EQR » Topics » Company Performance in 2006

This excerpt taken from the EQR DEF 14A filed Apr 16, 2007.

Company Performance in 2006

      The Company’s performance in 2006 included these notable achievements:

  • Strong Financial Results. The Company had a total shareholder return of approximately 35%, with its total revenues from continuing operations increasing by $300 million to $2 billion. The Company increased its earnings per share to $3.50 compared to $2.79 in 2005, increased its net operating income from its same store properties by 7% and was pleased to increase its dividend by 4.5%, to $1.85 per share.
     
  • Portfolio Transformation. The Company continued the transformation of its portfolio by selling assets, typically in smaller, second-tier markets, such as Detroit, Minneapolis and San Antonio, and buying assets in core markets, such as Manhattan, Southern California and Seattle.
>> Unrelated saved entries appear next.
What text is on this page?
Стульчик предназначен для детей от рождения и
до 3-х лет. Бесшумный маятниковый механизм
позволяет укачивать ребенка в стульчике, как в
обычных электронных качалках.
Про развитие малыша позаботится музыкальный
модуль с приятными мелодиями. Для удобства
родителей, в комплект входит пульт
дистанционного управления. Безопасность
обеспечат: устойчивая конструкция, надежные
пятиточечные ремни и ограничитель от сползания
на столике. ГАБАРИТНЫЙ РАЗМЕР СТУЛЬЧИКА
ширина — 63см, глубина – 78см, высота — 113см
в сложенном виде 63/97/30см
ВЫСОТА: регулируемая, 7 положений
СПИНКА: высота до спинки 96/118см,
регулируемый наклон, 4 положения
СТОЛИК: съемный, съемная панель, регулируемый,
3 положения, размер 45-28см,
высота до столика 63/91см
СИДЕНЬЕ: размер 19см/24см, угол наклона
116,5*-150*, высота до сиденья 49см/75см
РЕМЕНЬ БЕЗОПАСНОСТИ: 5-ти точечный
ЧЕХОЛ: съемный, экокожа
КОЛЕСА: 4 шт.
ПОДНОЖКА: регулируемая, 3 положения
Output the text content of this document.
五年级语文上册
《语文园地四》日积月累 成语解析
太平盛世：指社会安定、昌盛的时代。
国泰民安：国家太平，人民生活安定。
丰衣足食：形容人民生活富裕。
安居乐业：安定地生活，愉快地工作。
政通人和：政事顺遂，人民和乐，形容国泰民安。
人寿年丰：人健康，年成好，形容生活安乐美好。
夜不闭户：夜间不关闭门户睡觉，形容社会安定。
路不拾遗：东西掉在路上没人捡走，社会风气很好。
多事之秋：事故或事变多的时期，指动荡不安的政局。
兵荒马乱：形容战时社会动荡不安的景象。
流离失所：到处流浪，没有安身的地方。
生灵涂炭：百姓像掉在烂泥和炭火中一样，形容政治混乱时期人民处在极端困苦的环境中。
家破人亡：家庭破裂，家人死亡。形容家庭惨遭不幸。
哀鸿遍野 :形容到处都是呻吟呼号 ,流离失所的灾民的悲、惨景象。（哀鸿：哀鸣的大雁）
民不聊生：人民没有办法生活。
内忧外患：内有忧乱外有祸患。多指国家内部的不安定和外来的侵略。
These core markets share our target characteristics of high barriers to entry, higher than average job growth, large renter populations, an attractive quality of life, and high single-family home costs. In 2006, the Company acquired 35 properties with 8,768 units, for $1.75 billion, while selling 335 properties with 39,608 units for $2.26 billion. By far, the single largest transaction was the $1.09 billion sale of the Lexford Housing Division, generating an unleveraged internal rate of return of 15%.
     
  • Increased Development. The Company continued to grow its development business with $831 million in new starts, up from $223 million in 2005. More than half the dollar value of those new construction starts are directly developed by the Company for its own account with the balance developed with joint venture partners. The Company currently has $1.2 billion in assets under construction and a pipeline of $1.8 billion of potential development deals in twelve major metropolitan markets, such as Southern California, New York and San Francisco.
     
  • Transformation of Property Operations. The Company transformed its operations with new technologies and systems to enable it to manage properties more efficiently and operate at a higher level. The Company implemented a new automated pricing system and an enterprise wide operating platform, giving it new ways to monitor and improve its operations and service. The Company also launched several procurement initiatives that produced $14 million in savings for the year.
     
  • Strong Employee Engagement. The Company enhanced its award-winning training programs, refined pay and performance systems and introduced new career development tools. The Company also achieved a score of 83% on its 2006 employee engagement survey, up from 79% in 2005. This score is substantially higher than the average of other national companies.